NEW YORK -- Just as millions of Americans are about to hit the road for the Labor Day weekend holiday, gasoline prices have risen by, in some cases, as much as 15 cents a gallon.

Greg Beheler, an analyst for AAA of Southern West Virginia said it's more a case of supply and demand. AAA surveys show gasoline prices have risen 8 cents a gallon in a month, according to The Charleston Gazette.. "We're on the verge of Labor Day travel," he said. "We're looking at strong numbers, the highest in nine years. As you know, gasoline, crude oil, is a commodity. With high demand comes higher prices.
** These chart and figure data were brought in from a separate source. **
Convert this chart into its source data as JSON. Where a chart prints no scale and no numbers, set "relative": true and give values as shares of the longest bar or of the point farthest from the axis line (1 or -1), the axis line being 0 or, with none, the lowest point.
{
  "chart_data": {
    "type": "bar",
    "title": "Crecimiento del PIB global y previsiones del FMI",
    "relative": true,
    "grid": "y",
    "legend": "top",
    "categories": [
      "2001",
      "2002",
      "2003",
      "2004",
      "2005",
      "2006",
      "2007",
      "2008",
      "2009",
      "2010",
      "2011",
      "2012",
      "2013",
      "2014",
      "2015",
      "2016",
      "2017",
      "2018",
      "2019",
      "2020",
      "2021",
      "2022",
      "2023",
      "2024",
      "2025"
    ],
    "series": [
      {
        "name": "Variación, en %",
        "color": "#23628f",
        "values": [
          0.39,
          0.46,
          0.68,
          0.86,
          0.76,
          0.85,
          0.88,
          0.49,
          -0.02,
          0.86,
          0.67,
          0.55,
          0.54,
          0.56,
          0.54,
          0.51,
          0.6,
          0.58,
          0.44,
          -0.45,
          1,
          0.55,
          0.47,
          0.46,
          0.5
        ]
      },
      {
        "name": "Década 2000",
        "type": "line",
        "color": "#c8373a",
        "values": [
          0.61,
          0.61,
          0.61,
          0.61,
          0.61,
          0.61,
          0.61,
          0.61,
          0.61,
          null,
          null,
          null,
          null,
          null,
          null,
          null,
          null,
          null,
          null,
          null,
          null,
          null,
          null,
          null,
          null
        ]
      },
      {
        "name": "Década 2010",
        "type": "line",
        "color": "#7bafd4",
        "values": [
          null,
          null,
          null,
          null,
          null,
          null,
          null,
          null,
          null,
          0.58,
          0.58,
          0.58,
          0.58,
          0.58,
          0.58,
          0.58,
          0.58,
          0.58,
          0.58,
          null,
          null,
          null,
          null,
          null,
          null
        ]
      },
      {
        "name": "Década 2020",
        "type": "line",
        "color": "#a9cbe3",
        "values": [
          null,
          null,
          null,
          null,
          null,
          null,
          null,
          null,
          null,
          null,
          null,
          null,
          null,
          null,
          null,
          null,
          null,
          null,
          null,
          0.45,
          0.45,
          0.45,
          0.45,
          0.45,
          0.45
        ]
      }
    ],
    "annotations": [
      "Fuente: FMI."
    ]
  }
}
I've also been hearing energy analysts talking about filling our strategic reserves, which takes some supply out of the market."

"But it seems every year at this time gasoline prices spike a little bit. It's almost customary. Motorists almost expect to pay a little more on holidays. It really doesn't deter traveling. It's only a few more dollars for a trip. I'm not sure it really affects motorists. I don't think that's an indicator of gouging. It's demand."

Jan Vineyard of the West Virginia Oil Marketers and Grocers Association, which represents convenience stores and independent grocers, refuted the theory that prices often rise during holidays. "That's what we often hear," she said. "I don't know that's always the case."

The Energy Information Agency releases a report every Wednesday, Vineyard said. This week it reported gas prices have raised 5.7 cents over the last week, Aug. 11-18. "There's a couple of reasons prices are going up. Number one, inventories were already low. The blackouts caused havoc on supply. A lot of our supply comes from Ashland, Ky. A lot of that had to go elsewhere."

One problem particular for West Virginia is that the state is not served by a gasoline pipeline, the report said. Most of the gas arrives by barge at the Marathon terminal in Charleston. The Marathon terminal has run out of gas several times this month, according to Vineyard, forcing tanker trucks to drive to Kentucky or Roanoke, Va. to pick up gas. "That ultimately raises prices at the pumps," she said.